Tarih: 30.03.2012 - 11:33 | Güncelleme:

Cevap

Değerli kardeşimiz,

- Hz. Peygamber’in çok nadir de olsa, bazen Arapların örf adetlerine uyarak kullanılan bazı ifadeleri kullanmıştır. Örneğin Hz. Muaviye ile ilgili söyledikleri de bu geleneksel bir deyimdir.

“Allah karnını doyurmasın!”

ifadesinin gerçek manada olmadığı çok açıktır. Çünkü, Muaviye’nin yemek yemesi bir suç değildir.

Hadis’ten anlaşıldığı kadarıyla Hz. Enes, Hz. Muaviye’ye Efendimizin emrini iletmemiş, onu yemek yemekte olduğunu görünce bir çocuk olarak geri dönüp durumu bildirmiştir. Peygamber Efendimizin durup dururken kayın biraderi ve vahiy kâtibi olan Hz. Muaviye’ye -gerçekten- beddua etmesi çok uzak bir ihtimaldir.

Türkçe’de de “Allah canını alsın!”, “geberesice”, gibi bazı ifadeler kullanılır ve bu asla gerçek bir beddua anlamına gelmez.

- Hz.
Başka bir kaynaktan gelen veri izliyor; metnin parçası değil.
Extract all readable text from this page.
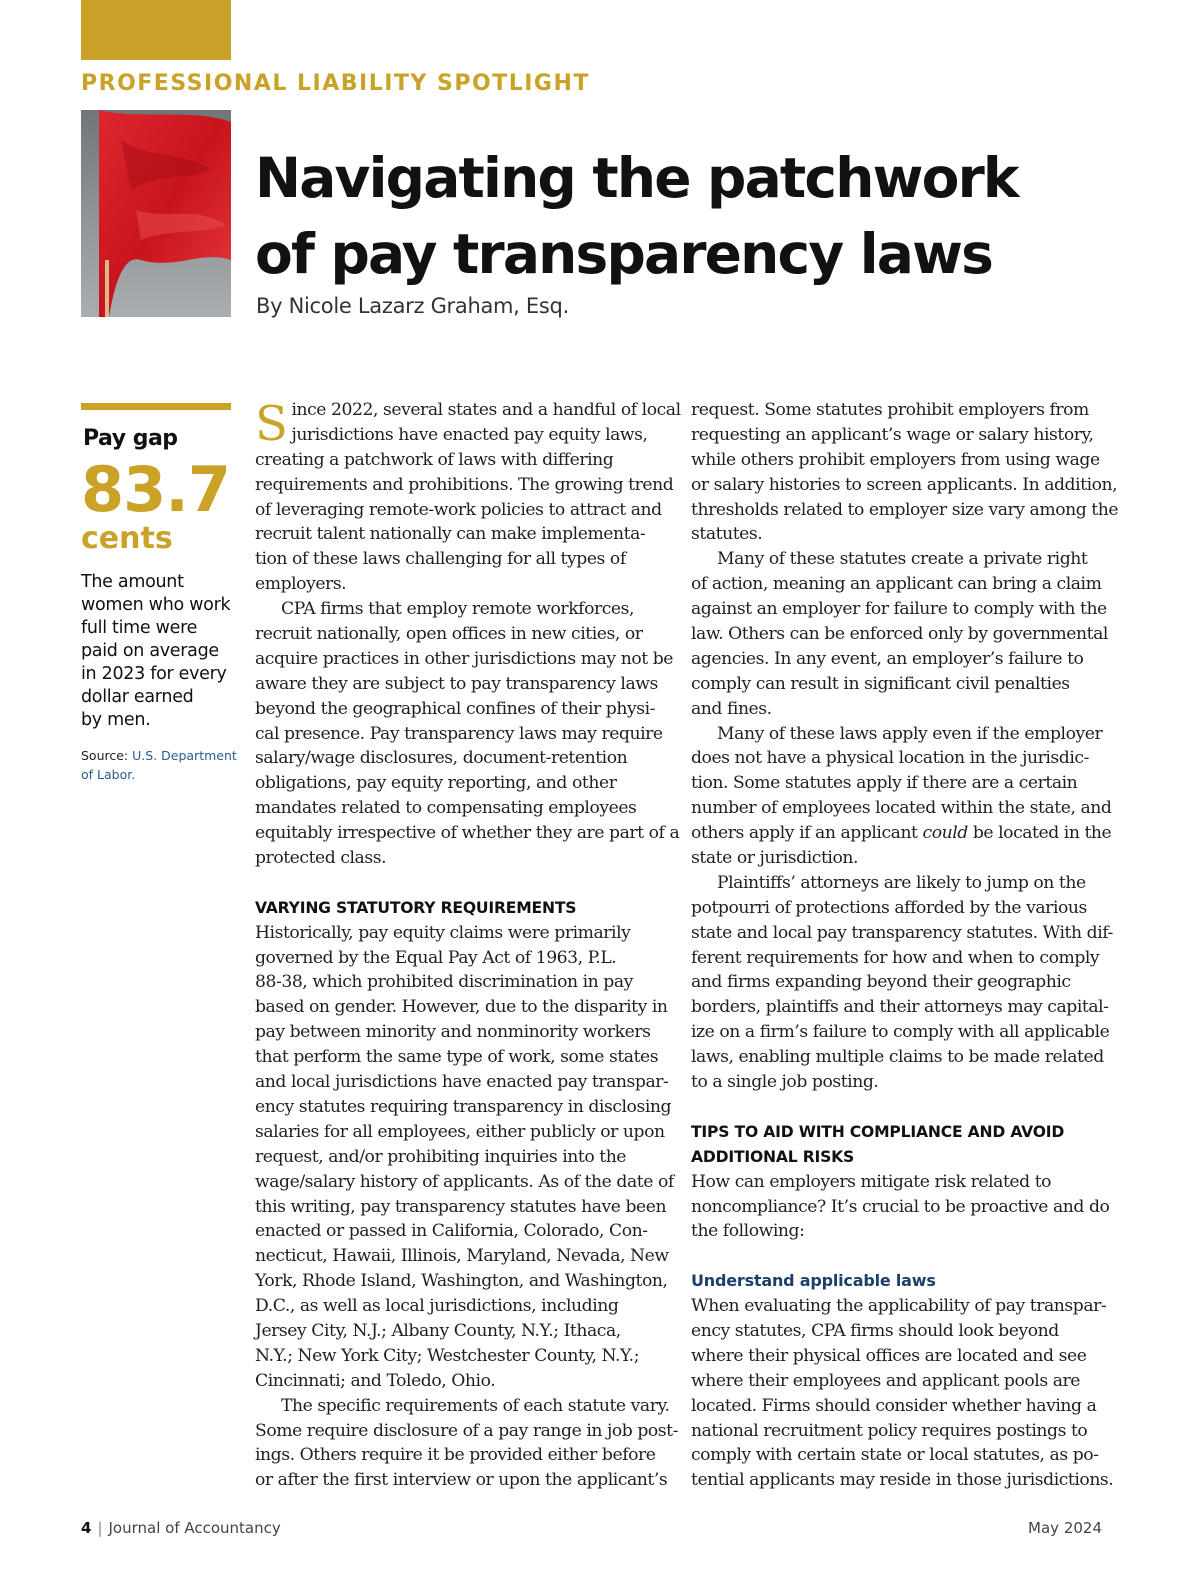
PROFESSIONAL LIABILITY SPOTLIGHT
Navigating the patchwork
of pay transparency laws
By Nicole Lazarz Graham, Esq.
Pay gap
83.7
cents
The amount
women who work
full time were
paid on average
in 2023 for every
dollar earned
by men.
Source: U.S. Department
of Labor.
S ince 2022, several states and a handful of local
jurisdictions have enacted pay equity laws,
creating a patchwork of laws with differing
requirements and prohibitions. The growing trend
of leveraging remote-work policies to attract and
recruit talent nationally can make implementa-
tion of these laws challenging for all types of
employers.
CPA firms that employ remote workforces,
recruit nationally, open offices in new cities, or
acquire practices in other jurisdictions may not be
aware they are subject to pay transparency laws
beyond the geographical confines of their physi-
cal presence. Pay transparency laws may require
salary/wage disclosures, document-retention
obligations, pay equity reporting, and other
mandates related to compensating employees
equitably irrespective of whether they are part of a
protected class.
VARYING STATUTORY REQUIREMENTS
Historically, pay equity claims were primarily
governed by the Equal Pay Act of 1963, P.L.
88-38, which prohibited discrimination in pay
based on gender. However, due to the disparity in
pay between minority and nonminority workers
that perform the same type of work, some states
and local jurisdictions have enacted pay transpar-
ency statutes requiring transparency in disclosing
salaries for all employees, either publicly or upon
request, and/or prohibiting inquiries into the
wage/salary history of applicants. As of the date of
this writing, pay transparency statutes have been
enacted or passed in California, Colorado, Con-
necticut, Hawaii, Illinois, Maryland, Nevada, New
York, Rhode Island, Washington, and Washington,
D.C., as well as local jurisdictions, including
Jersey City, N.J.; Albany County, N.Y.; Ithaca,
N.Y.; New York City; Westchester County, N.Y.;
Cincinnati; and Toledo, Ohio.
The specific requirements of each statute vary.
Some require disclosure of a pay range in job post-
ings. Others require it be provided either before
or after the first interview or upon the applicant’s
request. Some statutes prohibit employers from
requesting an applicant’s wage or salary history,
while others prohibit employers from using wage
or salary histories to screen applicants. In addition,
thresholds related to employer size vary among the
statutes.
Many of these statutes create a private right
of action, meaning an applicant can bring a claim
against an employer for failure to comply with the
law. Others can be enforced only by governmental
agencies. In any event, an employer’s failure to
comply can result in significant civil penalties
and fines.
Many of these laws apply even if the employer
does not have a physical location in the jurisdic-
tion. Some statutes apply if there are a certain
number of employees located within the state, and
others apply if an applicant could be located in the
state or jurisdiction.
Plaintiffs’ attorneys are likely to jump on the
potpourri of protections afforded by the various
state and local pay transparency statutes. With dif-
ferent requirements for how and when to comply
and firms expanding beyond their geographic
borders, plaintiffs and their attorneys may capital-
ize on a firm’s failure to comply with all applicable
laws, enabling multiple claims to be made related
to a single job posting.
TIPS TO AID WITH COMPLIANCE AND AVOID
ADDITIONAL RISKS
How can employers mitigate risk related to
noncompliance? It’s crucial to be proactive and do
the following:
Understand applicable laws
When evaluating the applicability of pay transpar-
ency statutes, CPA firms should look beyond
where their physical offices are located and see
where their employees and applicant pools are
located. Firms should consider whether having a
national recruitment policy requires postings to
comply with certain state or local statutes, as po-
tential applicants may reside in those jurisdictions.
4 | Journal of Accountancy	May 2024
Peygamberin kullandığı bazı ifadelerin gerçek beddua olmadığını gösteren hadis rivayetlerinden biri de yetim bir kız çocuğuyla ilgilidir:

Hz Enes anlatıyor : “(Annem) Ümmü Süleym'in yanında yetim bir kız vardı. Resûlüllah (Sallallahü Aleyhi ve Sellem) bu yetim kızı gördü ve;

“O sen misin? Hakîkaten büyümüşsün! Yaşın büyümesin!”

dedi. Bunun üzerine yetim kız ağlayarak Ümmü Süleym'in yanına gitti. Ümmü Süleym:

—  Sana ne oldu kızcağızım, dîye sordu. Kız :

—  Nebiyyullah (Sallallahü Aleyhi ve Sellem) bana, yaşın büyümesin, diye beddua etti. Şimdi artık benim yaşım ebediyen büyümeyecek. Yahut ömrüm uzamayacak, dedi.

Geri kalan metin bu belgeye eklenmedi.